We actually do need a “Great Reset,” you know. Just not the kind proposed by Klaus Schwab’s UN Agenda 2030…

The failure of the budget in 1995 (and every budget thereafter), along with the constitutional crises of 1903, 1912/13, the New Deal, LBJ’s nullifying the “gold cover” in 1968 and Nixon nullifying the Bretton Woods Agreement in ’71, unconstitutionally creating “the Two Party System” after WWII and partisan primary elections in the ’70’s, with unbridled, accelerating growth of government power, size, cost and corruption ever since means that:

1. Either we eliminate constitutions, state and federal, for a more honestly authoritarian rule – or establish constitutional rule of law at last.  (see my book) Of course I prefer that latter. We’d all like it. I promise.
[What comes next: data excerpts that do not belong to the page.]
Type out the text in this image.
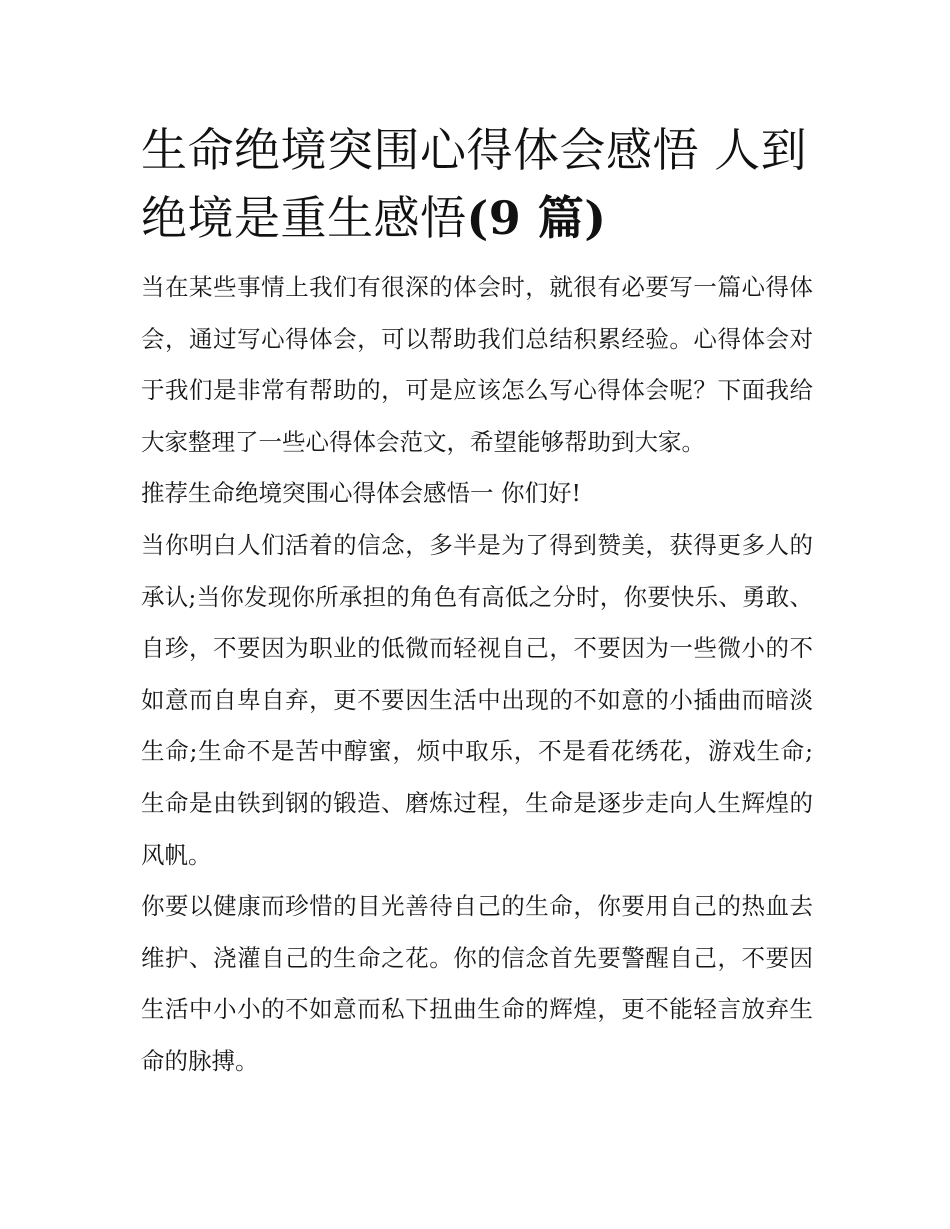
生命绝境突围心得体会感悟 人到绝境是重生感悟(9 篇)

当在某些事情上我们有很深的体会时，就很有必要写一篇心得体会，通过写心得体会，可以帮助我们总结积累经验。心得体会对于我们是非常有帮助的，可是应该怎么写心得体会呢？下面我给大家整理了一些心得体会范文，希望能够帮助到大家。

推荐生命绝境突围心得体会感悟一 你们好!

当你明白人们活着的信念，多半是为了得到赞美，获得更多人的承认;当你发现你所承担的角色有高低之分时，你要快乐、勇敢、自珍，不要因为职业的低微而轻视自己，不要因为一些微小的不如意而自卑自弃，更不要因生活中出现的不如意的小插曲而暗淡生命;生命不是苦中醇蜜，烦中取乐，不是看花绣花，游戏生命;生命是由铁到钢的锻造、磨炼过程，生命是逐步走向人生辉煌的风帆。

你要以健康而珍惜的目光善待自己的生命，你要用自己的热血去维护、浇灌自己的生命之花。你的信念首先要警醒自己，不要因生活中小小的不如意而私下扭曲生命的辉煌，更不能轻言放弃生命的脉搏。
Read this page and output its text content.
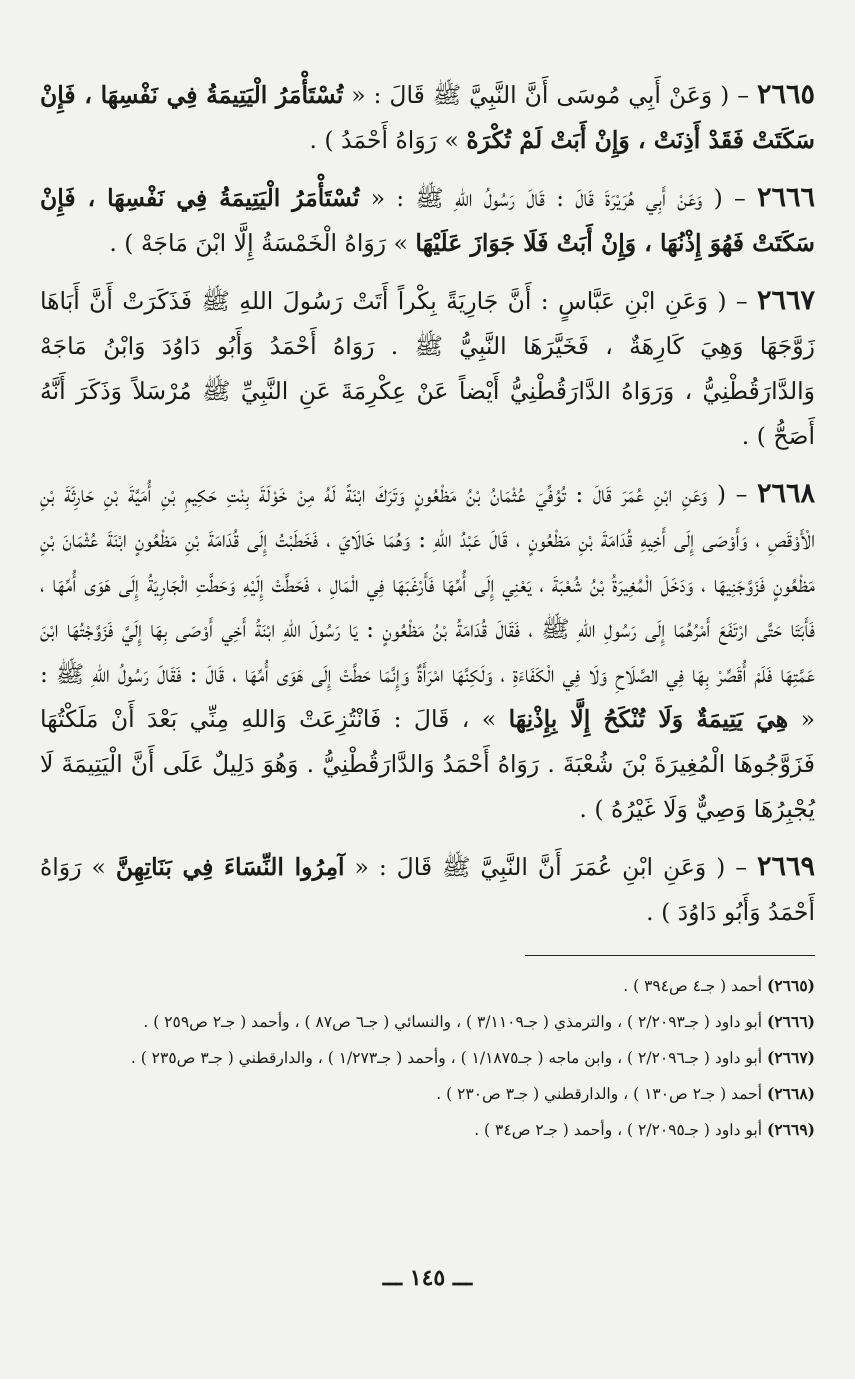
٢٦٦٥ – ( وَعَنْ أَبِي مُوسَى أَنَّ النَّبِيَّ ﷺ قَالَ : « تُسْتَأْمَرُ الْيَتِيمَةُ فِي نَفْسِهَا ، فَإِنْ سَكَتَتْ فَقَدْ أَذِنَتْ ، وَإِنْ أَبَتْ لَمْ تُكْرَهْ » رَوَاهُ أَحْمَدُ ) .

٢٦٦٦ – ( وَعَنْ أَبِي هُرَيْرَةَ قَالَ : قَالَ رَسُولُ اللهِ ﷺ : « تُسْتَأْمَرُ الْيَتِيمَةُ فِي نَفْسِهَا ، فَإِنْ سَكَتَتْ فَهُوَ إِذْنُهَا ، وَإِنْ أَبَتْ فَلَا جَوَازَ عَلَيْهَا » رَوَاهُ الْخَمْسَةُ إِلَّا ابْنَ مَاجَهْ ) .

٢٦٦٧ – ( وَعَنِ ابْنِ عَبَّاسٍ : أَنَّ جَارِيَةً بِكْراً أَتَتْ رَسُولَ اللهِ ﷺ فَذَكَرَتْ أَنَّ أَبَاهَا زَوَّجَهَا وَهِيَ كَارِهَةٌ ، فَخَيَّرَهَا النَّبِيُّ ﷺ . رَوَاهُ أَحْمَدُ وَأَبُو دَاوُدَ وَابْنُ مَاجَهْ وَالدَّارَقُطْنِيُّ ، وَرَوَاهُ الدَّارَقُطْنِيُّ أَيْضاً عَنْ عِكْرِمَةَ عَنِ النَّبِيِّ ﷺ مُرْسَلاً وَذَكَرَ أَنَّهُ أَصَحُّ ) .

٢٦٦٨ – ( وَعَنِ ابْنِ عُمَرَ قَالَ : تُوُفِّيَ عُثْمَانُ بْنُ مَظْعُونٍ وَتَرَكَ ابْنَةً لَهُ مِنْ خَوْلَةَ بِنْتِ حَكِيمِ بْنِ أُمَيَّةَ بْنِ حَارِثَةَ بْنِ الْأَوْقَصِ ، وَأَوْصَى إِلَى أَخِيهِ قُدَامَةَ بْنِ مَظْعُونٍ ، قَالَ عَبْدُ اللهِ : وَهُمَا خَالَايَ ، فَخَطَبْتُ إِلَى قُدَامَةَ بْنِ مَظْعُونٍ ابْنَةَ عُثْمَانَ بْنِ مَظْعُونٍ فَزَوَّجَنِيهَا ، وَدَخَلَ الْمُغِيرَةُ بْنُ شُعْبَةَ ، يَعْنِي إِلَى أُمِّهَا فَأَرْغَبَهَا فِي الْمَالِ ، فَحَطَّتْ إِلَيْهِ وَحَطَّتِ الْجَارِيَةُ إِلَى هَوَى أُمِّهَا ، فَأَبَتَا حَتَّى ارْتَفَعَ أَمْرُهُمَا إِلَى رَسُولِ اللهِ ﷺ ، فَقَالَ قُدَامَةُ بْنُ مَظْعُونٍ : يَا رَسُولَ اللهِ ابْنَةُ أَخِي أَوْصَى بِهَا إِلَيَّ فَزَوَّجْتُهَا ابْنَ عَمَّتِهَا فَلَمْ أُقَصِّرْ بِهَا فِي الصَّلَاحِ وَلَا فِي الْكَفَاءَةِ ، وَلَكِنَّهَا امْرَأَةٌ وَإِنَّمَا حَطَّتْ إِلَى هَوَى أُمِّهَا ، قَالَ : فَقَالَ رَسُولُ اللهِ ﷺ : « هِيَ يَتِيمَةٌ وَلَا تُنْكَحُ إِلَّا بِإِذْنِهَا » ، قَالَ : فَانْتُزِعَتْ وَاللهِ مِنِّي بَعْدَ أَنْ مَلَكْتُهَا فَزَوَّجُوهَا الْمُغِيرَةَ بْنَ شُعْبَةَ . رَوَاهُ أَحْمَدُ وَالدَّارَقُطْنِيُّ . وَهُوَ دَلِيلٌ عَلَى أَنَّ الْيَتِيمَةَ لَا يُجْبِرُهَا وَصِيٌّ وَلَا غَيْرُهُ ) .

٢٦٦٩ – ( وَعَنِ ابْنِ عُمَرَ أَنَّ النَّبِيَّ ﷺ قَالَ : « آمِرُوا النِّسَاءَ فِي بَنَاتِهِنَّ » رَوَاهُ أَحْمَدُ وَأَبُو دَاوُدَ ) .

(٢٦٦٥) أحمد ( جـ٤ ص٣٩٤ ) .

(٢٦٦٦) أبو داود ( جـ٢/٢٠٩٣ ) ، والترمذي ( جـ٣/١١٠٩ ) ، والنسائي ( جـ٦ ص٨٧ ) ، وأحمد ( جـ٢ ص٢٥٩ ) .

(٢٦٦٧) أبو داود ( جـ٢/٢٠٩٦ ) ، وابن ماجه ( جـ١/١٨٧٥ ) ، وأحمد ( جـ١/٢٧٣ ) ، والدارقطني ( جـ٣ ص٢٣٥ ) .

(٢٦٦٨) أحمد ( جـ٢ ص١٣٠ ) ، والدارقطني ( جـ٣ ص٢٣٠ ) .

(٢٦٦٩) أبو داود ( جـ٢/٢٠٩٥ ) ، وأحمد ( جـ٢ ص٣٤ ) .

ـــ ١٤٥ ـــ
2. Repudiate pricey promises like Social Security and Medicare and/or radically reduce the elderly population/ lower life expectancy, which would require…

3. Societal behavior hacking (like CBDCs and “social credit”) to protect the people who got us into this mess, and reduce the rest of us into a relatively sustainable form of self-enslavement and poverty.

4. Or we wake up and fix this ourselves for peace, prosperity, security, justice and freedom.  (see my book…please!)

How any of this works, and to whose advantage, is still, as ever, up to both voters, and the non-voters who let others make all the choices.